U.S. Supreme Court Considers ALEC Voter Registration Bill And Limiting Federal Oversight of Eligible Voters
The U.S. Supreme Court is hearing oral arguments today to decide whether an Arizona statute that imposes restrictions on voter registration conflicts with federal law. The case could potentially decide the balance between the state and federal governments when it comes to elections and voting rights. After becoming law in Arizona, the bill at issue was adopted as a "model" by the American Legislative Exchange Council (ALEC).
The case, Arizona v. Inter Tribal Council of Arizona, arises in the wake of the state's efforts to narrow access to the ballot box through limits like restrictive voter ID requirements, and could have wider implications for the degree of latitude states have to regulate voting.
In 2004, Arizona voters approved a law requiring election officials to reject the standard federal voter registration application because it did not include documentation proving citizenship. Like many GOP-led efforts that make it harder for Americans to vote, the bill was pushed through the spectre of voter fraud.
There was little evidence of any widespread practice of undocumented workers voting in state or federal elections, and critics said the real intent of the law was to shut down successful community voter registration drives. The law also imposes additional burdens on naturalized citizens by, for example, requiring they bring their naturalization papers to the voter registrar, while native-born citizens use regular mail. Arizona rejected more than 30,000 registration applications, and the law was challenged by a variety of Native American, Latino, and Asian groups, as well as voting rights advocates.
In April 2012, the U.S. Court of Appeals for the Ninth Circuit ruled that the Arizona law is preempted by the National Voter Registration Act of 1993 (NVRA). That decision has been appealed to the U.S. Supreme Court.
Appeals Court Finds AZ Conflicts with Clinton's Motor Voter Act
The NVRA, also known as the "Motor Voter Act," is a federal law designed to make voter registration simpler and more uniform, perhaps most notably by requiring states to accept registration using a uniform federal mail application (sent on a postcard). Arizona's refusal to accept federal voter registration forms without proof of citizenship, the Ninth Circuit held in April 2012, imposed additional restrictions beyond what was called for under the federal law.
The Ninth Circuit ruled that the requirements under the NVRA and Arizona's law “do not operate harmoniously” and “are seriously out of tune with each other in several ways.” The federal law requires states to "accept and use" the federal form which, the court found, is thwarted by Arizona rejecting forms that do not include the additional restrictions on proving citizenship that are imposed under the state law.
The federal court also spelled out a formula for judging when state election laws are preempted by federal law. The Ninth Circuit issued its ruling under the Constitution’s Election Clause, which gives Congress the final word over election procedures. According to the U.S. Constitution, states have authority to decide “the time, place and manner” of holding federal elections, but Congress is also authorized to “make or alter such regulations.”

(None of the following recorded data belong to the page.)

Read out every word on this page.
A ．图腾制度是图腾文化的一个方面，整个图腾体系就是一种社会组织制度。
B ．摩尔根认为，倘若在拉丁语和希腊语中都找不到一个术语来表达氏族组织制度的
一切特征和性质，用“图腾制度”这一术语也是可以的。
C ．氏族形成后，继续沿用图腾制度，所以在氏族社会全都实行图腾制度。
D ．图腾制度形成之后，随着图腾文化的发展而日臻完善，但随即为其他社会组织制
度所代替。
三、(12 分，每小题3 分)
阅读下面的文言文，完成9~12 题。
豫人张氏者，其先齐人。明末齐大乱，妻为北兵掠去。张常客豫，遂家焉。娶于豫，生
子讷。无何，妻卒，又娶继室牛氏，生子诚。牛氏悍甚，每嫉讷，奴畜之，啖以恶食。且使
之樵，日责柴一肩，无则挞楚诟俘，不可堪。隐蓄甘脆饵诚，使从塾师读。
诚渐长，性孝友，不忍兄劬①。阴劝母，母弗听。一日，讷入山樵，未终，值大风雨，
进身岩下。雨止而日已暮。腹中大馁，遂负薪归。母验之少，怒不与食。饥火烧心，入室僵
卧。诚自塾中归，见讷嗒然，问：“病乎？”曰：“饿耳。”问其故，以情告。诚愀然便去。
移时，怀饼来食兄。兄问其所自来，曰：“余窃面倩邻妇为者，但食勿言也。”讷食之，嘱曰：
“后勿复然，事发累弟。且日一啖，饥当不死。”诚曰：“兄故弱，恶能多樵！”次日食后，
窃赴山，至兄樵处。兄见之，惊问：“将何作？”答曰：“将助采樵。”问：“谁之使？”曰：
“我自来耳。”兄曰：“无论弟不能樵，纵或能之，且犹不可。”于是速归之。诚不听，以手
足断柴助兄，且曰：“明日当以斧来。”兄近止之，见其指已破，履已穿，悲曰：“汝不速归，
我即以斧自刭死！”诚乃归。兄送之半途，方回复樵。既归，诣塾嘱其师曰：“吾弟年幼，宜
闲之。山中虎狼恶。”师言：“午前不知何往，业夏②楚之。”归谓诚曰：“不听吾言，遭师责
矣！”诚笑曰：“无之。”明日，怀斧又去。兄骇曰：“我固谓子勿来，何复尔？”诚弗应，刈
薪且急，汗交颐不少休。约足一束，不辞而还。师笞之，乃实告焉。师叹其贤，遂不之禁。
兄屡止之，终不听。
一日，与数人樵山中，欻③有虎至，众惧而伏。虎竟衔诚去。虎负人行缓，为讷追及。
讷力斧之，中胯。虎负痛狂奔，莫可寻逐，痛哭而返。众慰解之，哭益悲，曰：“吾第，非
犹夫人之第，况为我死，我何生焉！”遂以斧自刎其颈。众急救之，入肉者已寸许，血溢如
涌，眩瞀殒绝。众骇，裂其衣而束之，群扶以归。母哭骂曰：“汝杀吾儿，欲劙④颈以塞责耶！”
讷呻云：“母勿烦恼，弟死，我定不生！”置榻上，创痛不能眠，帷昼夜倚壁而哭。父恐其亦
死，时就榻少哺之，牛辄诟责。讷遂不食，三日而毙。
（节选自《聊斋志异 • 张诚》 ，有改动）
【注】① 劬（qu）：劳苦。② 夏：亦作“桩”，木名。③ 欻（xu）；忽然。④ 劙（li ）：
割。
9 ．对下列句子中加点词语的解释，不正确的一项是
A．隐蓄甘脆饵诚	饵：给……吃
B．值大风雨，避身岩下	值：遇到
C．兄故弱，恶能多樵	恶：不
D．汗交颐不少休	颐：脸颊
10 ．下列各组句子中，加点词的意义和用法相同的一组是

The Election Clause is distinct from the Constitution’s Supremacy Clause, which is often cited as a basis for federal law preempting state law. The latter, however, generally presumes that a state law is not preempted without clear direction from Congress. Under the Election Clause, the Ninth Circuit found, Congress did not have to provide that it had a clear intention in the NVRA to override state procedures.
In its appeal to the Supreme Court, Arizona is arguing that the Ninth Circuit's formulation of the Election Clause was incorrect and that the state's proof of citizenship requirement should stand.